Another interesting development was a senior Houthi official using his Facebook page to tell Iran to back away from the conflict in Yemen.

“Officials in the Islamic Republic of Iran must be silent and leave aside the exploitation of the Yemen file,” said Revolutionary Committee member Yousef al-Feshi, who is “seen as close to the Houthis’ overall leader Abdel-Malek al-Houthi,” according to Reuters.

Significantly, this unprecedented Houthi snub of Iran came right after Brigadier General Masoud Jazayeri, the deputy chief of staff for Iran’s armed forces, was heard to speculate about full-scale Iranian military support for the Houthis in Yemen, comparable to the assistance Tehran is providing the Assad regime in Syria.

A spokesman for the Saudi-led coalition fighting the Houthis in Yemen said Yemeni tribal chiefs requested a lull in the fighting so humanitarian supplies could be delivered, and the calm along the border appears to be holding up, but would not comment on the rumors that a Houthi delegation was speaking directly to the Saudi government.

The Saudi and Yemeni foreign ministers both said formal peace negotiations with the Houthis could only occur under the auspices of the United Nations and would have to include Yemen’s recognized government, which is the very institution the Houthis, with help from ousted Yemeni president Ali Abdullah Saleh, have been attempting to overthrow.

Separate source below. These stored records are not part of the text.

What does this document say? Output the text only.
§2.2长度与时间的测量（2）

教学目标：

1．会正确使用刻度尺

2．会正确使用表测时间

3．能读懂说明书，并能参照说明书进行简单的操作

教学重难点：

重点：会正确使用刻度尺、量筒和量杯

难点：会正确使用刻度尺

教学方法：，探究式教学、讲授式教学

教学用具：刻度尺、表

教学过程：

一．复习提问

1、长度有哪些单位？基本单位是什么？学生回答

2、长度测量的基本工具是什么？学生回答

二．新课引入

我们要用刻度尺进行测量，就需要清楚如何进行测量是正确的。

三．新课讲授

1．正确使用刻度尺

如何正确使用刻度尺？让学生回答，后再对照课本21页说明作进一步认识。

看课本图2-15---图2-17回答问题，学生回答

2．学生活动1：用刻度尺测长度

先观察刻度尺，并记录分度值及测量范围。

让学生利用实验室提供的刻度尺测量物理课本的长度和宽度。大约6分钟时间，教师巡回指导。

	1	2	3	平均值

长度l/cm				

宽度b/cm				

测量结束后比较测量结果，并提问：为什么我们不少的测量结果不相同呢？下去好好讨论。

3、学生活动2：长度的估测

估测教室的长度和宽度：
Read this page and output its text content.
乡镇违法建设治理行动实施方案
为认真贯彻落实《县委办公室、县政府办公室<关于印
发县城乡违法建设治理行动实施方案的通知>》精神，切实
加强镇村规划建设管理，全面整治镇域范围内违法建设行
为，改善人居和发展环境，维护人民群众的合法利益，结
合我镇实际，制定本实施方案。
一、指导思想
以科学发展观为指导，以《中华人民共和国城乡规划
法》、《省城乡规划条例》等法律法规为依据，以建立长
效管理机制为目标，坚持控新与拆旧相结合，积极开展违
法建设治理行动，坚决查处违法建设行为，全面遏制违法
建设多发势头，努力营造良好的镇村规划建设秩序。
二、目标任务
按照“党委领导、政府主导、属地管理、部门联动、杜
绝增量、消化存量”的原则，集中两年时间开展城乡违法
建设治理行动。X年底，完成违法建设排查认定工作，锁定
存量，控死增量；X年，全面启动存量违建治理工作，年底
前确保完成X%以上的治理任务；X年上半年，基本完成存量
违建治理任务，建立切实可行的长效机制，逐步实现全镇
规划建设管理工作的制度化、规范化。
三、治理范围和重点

A U.N. resolution calls for the Houthis, who currently control the capital city of Sanaa, to return the internationally-recognized government of President Abd-Rabbu Mansour Hadi to power. Previous negotiations reportedly stalled because the Houthis did not want to deal with Hadi’s government.

The Wall Street Journal reported on Wednesday that direct talks between the Saudis and Houthis are indeed taking place somewhere along the Saudi-Yemeni border, hosted by local tribal chiefs, but so far the warring parties have not been able to agree on an agenda for further negotiations.

“It’s a humble step in the right direction of trying to reach a solution,” said Brookings Institution senior foreign policy fellow Ibrahim Fraihat.